Trading losses and post-earthquake structural fears are “concerning” Arrowtown’s Lakes District Museum, deputy chair Pam Wilson says.
The museum announced last week that some of its four full-time and seven part-time employees may be at risk in a financial revamp aimed at cutting costs and boosting income.
The four full-timers include long-time museum boss David Clarke, a former Queenstown Lakes District councillor.
Few details were known about the museum’s specific troubles until yesterday (Sunday) when Mountain Scene asked Wilson to elaborate.
With the paper obtaining accounts for the 2009 and 2010 financial years showing losses of $17,000 and $9000 respectively, Wilson was asked whether things are even worse this year.
“Yes, the financial situation has got worse because even though we’re a charitable trust, any business in this area and in these economic times certainly is affected by the economic environment,” she says.
“Some things [must be] reorganised to at least halt or prevent the decline.”
Mountain Scene: There’s a healthy balance sheet so you’d presumably want to say there’s no danger of having to shut?
Wilson: “We would certainly hope that would not be the case.”
The Christchurch earthquakes may result in “rigorous testing” being required for all buildings used by the public, she says.
The museum is housed in the vintage 1875 former Bank of New Zealand building on Arrowtown’s main street.
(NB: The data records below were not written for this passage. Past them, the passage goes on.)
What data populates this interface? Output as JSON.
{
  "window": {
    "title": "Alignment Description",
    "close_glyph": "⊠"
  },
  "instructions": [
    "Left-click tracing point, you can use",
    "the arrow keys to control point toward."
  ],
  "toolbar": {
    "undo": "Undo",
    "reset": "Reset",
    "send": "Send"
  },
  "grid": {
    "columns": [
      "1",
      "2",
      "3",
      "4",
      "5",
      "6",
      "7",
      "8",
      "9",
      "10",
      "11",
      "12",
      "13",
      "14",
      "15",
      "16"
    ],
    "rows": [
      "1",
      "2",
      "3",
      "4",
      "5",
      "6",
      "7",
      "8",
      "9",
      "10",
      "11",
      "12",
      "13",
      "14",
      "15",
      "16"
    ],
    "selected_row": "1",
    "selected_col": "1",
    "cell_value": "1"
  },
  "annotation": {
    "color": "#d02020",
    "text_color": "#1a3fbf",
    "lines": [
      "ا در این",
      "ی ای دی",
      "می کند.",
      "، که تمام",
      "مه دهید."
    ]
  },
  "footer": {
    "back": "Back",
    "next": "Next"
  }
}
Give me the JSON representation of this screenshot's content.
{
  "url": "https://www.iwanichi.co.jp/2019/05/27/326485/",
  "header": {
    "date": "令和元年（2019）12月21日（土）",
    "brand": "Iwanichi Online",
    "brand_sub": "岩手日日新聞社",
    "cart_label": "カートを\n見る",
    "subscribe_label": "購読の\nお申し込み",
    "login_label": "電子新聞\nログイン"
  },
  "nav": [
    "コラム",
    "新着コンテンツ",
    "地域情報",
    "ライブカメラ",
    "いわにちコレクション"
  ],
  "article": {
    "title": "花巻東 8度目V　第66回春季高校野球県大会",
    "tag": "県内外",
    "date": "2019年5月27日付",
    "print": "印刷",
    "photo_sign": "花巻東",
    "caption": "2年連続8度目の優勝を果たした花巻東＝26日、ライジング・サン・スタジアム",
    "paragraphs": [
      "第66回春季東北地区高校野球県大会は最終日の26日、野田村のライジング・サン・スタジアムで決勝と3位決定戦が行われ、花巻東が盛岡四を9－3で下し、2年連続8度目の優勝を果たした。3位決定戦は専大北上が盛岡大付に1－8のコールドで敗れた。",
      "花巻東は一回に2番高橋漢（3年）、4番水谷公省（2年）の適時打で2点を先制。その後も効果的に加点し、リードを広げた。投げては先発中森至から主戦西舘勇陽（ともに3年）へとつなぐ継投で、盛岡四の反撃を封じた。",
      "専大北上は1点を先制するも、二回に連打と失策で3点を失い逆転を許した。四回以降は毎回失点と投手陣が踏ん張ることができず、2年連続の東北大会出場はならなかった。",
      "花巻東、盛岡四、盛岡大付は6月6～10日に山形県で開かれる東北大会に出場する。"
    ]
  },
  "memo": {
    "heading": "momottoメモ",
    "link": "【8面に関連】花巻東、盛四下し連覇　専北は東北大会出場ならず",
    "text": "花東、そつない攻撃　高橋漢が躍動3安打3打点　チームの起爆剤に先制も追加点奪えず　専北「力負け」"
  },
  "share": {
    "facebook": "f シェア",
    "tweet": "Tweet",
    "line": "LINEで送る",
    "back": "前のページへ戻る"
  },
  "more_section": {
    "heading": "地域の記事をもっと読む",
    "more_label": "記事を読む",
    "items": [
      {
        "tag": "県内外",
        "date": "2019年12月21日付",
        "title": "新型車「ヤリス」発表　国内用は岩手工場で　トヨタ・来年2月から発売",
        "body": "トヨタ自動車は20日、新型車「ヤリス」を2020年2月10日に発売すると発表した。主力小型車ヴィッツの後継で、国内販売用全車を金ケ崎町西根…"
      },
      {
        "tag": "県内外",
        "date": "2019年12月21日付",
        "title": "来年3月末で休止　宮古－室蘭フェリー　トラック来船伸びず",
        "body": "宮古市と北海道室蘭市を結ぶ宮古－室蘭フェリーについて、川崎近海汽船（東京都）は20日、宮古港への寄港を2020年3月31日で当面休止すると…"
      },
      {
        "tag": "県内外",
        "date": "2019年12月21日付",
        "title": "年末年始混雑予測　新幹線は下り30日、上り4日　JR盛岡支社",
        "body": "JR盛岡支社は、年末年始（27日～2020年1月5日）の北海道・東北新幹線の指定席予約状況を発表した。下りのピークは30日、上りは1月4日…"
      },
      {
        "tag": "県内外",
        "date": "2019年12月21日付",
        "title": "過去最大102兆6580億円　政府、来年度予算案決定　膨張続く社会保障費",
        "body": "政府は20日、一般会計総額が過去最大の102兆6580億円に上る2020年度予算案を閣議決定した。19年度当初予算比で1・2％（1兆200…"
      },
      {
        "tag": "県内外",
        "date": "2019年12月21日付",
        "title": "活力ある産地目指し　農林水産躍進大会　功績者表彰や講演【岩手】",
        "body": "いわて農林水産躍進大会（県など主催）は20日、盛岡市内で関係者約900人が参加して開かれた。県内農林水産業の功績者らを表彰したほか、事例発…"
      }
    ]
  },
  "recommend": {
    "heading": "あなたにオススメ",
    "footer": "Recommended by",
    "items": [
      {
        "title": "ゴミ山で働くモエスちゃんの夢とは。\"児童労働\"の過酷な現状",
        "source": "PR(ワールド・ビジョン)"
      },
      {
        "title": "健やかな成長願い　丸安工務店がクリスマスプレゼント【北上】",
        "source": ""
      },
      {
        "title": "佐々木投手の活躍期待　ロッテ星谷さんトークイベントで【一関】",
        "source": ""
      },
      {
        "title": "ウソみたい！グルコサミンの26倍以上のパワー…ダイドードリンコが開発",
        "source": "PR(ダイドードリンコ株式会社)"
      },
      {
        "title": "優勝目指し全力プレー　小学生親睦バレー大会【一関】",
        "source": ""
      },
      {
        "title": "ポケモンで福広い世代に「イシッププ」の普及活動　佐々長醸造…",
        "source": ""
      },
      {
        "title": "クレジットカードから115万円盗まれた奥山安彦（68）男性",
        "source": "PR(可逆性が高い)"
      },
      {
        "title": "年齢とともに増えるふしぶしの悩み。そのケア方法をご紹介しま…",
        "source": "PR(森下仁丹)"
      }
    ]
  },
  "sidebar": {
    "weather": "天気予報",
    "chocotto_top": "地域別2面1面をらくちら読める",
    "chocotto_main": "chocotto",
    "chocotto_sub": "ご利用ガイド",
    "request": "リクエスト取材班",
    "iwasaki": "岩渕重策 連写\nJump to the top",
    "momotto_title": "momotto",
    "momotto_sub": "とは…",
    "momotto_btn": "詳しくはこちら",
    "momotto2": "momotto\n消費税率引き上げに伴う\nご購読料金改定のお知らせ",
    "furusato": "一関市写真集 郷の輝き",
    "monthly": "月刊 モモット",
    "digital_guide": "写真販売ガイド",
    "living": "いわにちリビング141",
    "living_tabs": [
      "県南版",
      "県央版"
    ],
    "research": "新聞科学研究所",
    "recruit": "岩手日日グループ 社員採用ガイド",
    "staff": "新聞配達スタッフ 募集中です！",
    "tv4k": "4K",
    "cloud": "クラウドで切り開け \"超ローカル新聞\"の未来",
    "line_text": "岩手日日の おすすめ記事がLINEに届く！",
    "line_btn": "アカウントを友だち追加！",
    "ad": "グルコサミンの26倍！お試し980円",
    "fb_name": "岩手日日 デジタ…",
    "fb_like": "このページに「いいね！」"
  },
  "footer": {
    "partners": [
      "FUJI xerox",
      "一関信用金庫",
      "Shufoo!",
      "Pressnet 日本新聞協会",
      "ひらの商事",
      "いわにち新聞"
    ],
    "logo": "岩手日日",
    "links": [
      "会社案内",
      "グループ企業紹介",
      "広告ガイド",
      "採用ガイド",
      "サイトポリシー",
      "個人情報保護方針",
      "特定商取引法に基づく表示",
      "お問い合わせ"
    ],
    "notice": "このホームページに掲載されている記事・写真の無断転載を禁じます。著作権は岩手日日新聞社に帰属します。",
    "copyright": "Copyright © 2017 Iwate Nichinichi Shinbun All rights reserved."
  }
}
“We’re currently looking into those aspects to see if there are financial implications for the museum.”
It could be another month before the reorganisation plan is announced, Wilson says.
The two trading arms – the museum itself and the post office opposite – operate on thin margins.
From a profit of $23,000 in the 2008 year, the museum side then lost $25,000 and $16,000 in 2009 and 2010.
The post office made a profit of $11,000 in 2008, dropping to $8000 in 2009 and $7000 last year.